Qual o impacto de uma mulher branca, cis, bilionária, com influência global, tem ao fazer comentários transfóbicos na internet? Qual a responsabilidade social que ela tem, quando milhares de pessoas são impactadas pelos seus livros, mas não necessariamente aprendem sobre questões de gênero e sobre sexualidade e se inspiram no que ela fala?

A questão, como muitos ativistas travestis e trans reforçaram no Twitter não é invalidar a importância que obras como Harry Potter tiveram na infância de centenas de milhares de crianças e adolescentes. Mas questionar até que ponto é válido colocar panos quentes sobre as visões de alguém tão influente em um mundo que, cada vez mais, busca igualdade no tratamento entre as pessoas e o fim da violência gerada pela intolerância e o preconceito.

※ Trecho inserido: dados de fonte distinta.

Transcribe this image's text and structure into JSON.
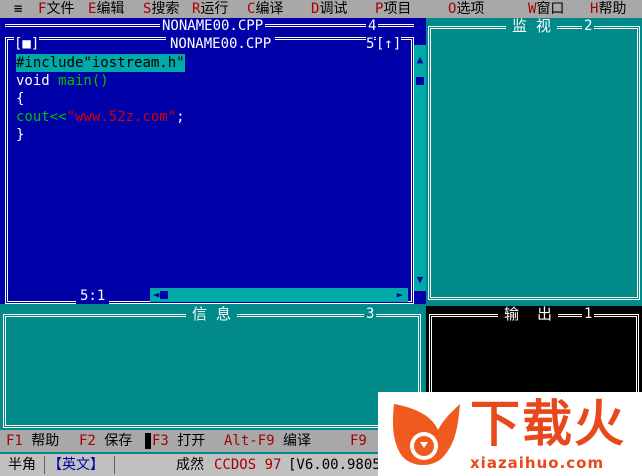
{
  "menu": {
    "system": "≡",
    "items": [
      {
        "hotkey": "F",
        "label": "文件"
      },
      {
        "hotkey": "E",
        "label": "编辑"
      },
      {
        "hotkey": "S",
        "label": "搜索"
      },
      {
        "hotkey": "R",
        "label": "运行"
      },
      {
        "hotkey": "C",
        "label": "编译"
      },
      {
        "hotkey": "D",
        "label": "调试"
      },
      {
        "hotkey": "P",
        "label": "项目"
      },
      {
        "hotkey": "O",
        "label": "选项"
      },
      {
        "hotkey": "W",
        "label": "窗口"
      },
      {
        "hotkey": "H",
        "label": "帮助"
      }
    ]
  },
  "background_window": {
    "title": "NONAME00.CPP",
    "number": "4"
  },
  "editor": {
    "close_box": "[■]",
    "title": "NONAME00.CPP",
    "window_number": "5",
    "zoom_box": "[↑]",
    "code": {
      "line0_directive": "#include",
      "line0_string": "\"iostream.h\"",
      "line1_kw": "void",
      "line1_rest": " main()",
      "line2": "{",
      "line3_kw": "cout<<",
      "line3_string": "\"www.52z.com\"",
      "line3_end": ";",
      "line4": "}"
    },
    "cursor_pos": "5:1"
  },
  "watch": {
    "title": "监 视",
    "number": "2"
  },
  "message": {
    "title": "信 息",
    "number": "3"
  },
  "output": {
    "title": "输  出",
    "number": "1"
  },
  "fkeys": [
    {
      "key": "F1",
      "label": "帮助"
    },
    {
      "key": "F2",
      "label": "保存"
    },
    {
      "key": "F3",
      "label": "打开"
    },
    {
      "key": "Alt-F9",
      "label": "编译"
    },
    {
      "key": "F9",
      "label": ""
    }
  ],
  "status": {
    "half_width": "半角",
    "input_mode": "【英文】",
    "app_name": "成然",
    "product": "CCDOS 97",
    "version": "[V6.00.9805"
  },
  "watermark": {
    "cn": "下载火",
    "url": "xiazaihuo.com"
  },
  "colors": {
    "editor_bg": "#0000a8",
    "panel_bg": "#008a8a",
    "menu_bg": "#a8a8a8",
    "hotkey": "#a80000",
    "string": "#d80000",
    "keyword": "#00c000"
  }
}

Se você não entendeu a polêmica como um todo, aqui vai um pouco de contexto do porquê os comentários da autora são problemáticos. Pessoas trans são aquelas que nasceram com um gênero biológico designado (masculino ou feminino), porém não se identificam com ele. São homens que não se veem como homens ou mulheres que não se veem como mulheres em um nível profundo, estranham a sua fisiologia e buscam tratamentos hormonais e até cirurgias para adaptar o corpo à sua identidade de gênero.

Travestis são aqueles que investem em roupas e até tratamentos hormonais para se assemelhar à um gênero diferente do biológico, mas não necessariamente sentem incômodos em relação à própria fisionomia a ponto de buscarem cirurgias de redesignação sexual.

Ou seja, quer ironizando artigos que falam sobre “pessoas que menstruam” (uma válida tentativa de incluir homens trans e pessoas não-binárias, além das mulheres), quer escrevendo sobre um assassino que se veste de mulher para cometer seus crimes, o que a autora faz é excluir trans e travestis de sua narrativa, de forma que ou elas não são reconhecidas por serem quem e como são ou são marginalizadas e vistas como criminosas (o que é comum quando se fala em travestis). Qualquer que seja o caso, Rowling perpetua ideias que são, sim, geradoras de exclusão social e violência.

Por mais que seja autora de uma obra tão querida por muitos, há um momento em que é preciso questionar o quanto é válido continuar defendendo e apoiando uma pessoa que faz questão de excluir parte da população de suas narrativas e até de sua visão de vida como um todo.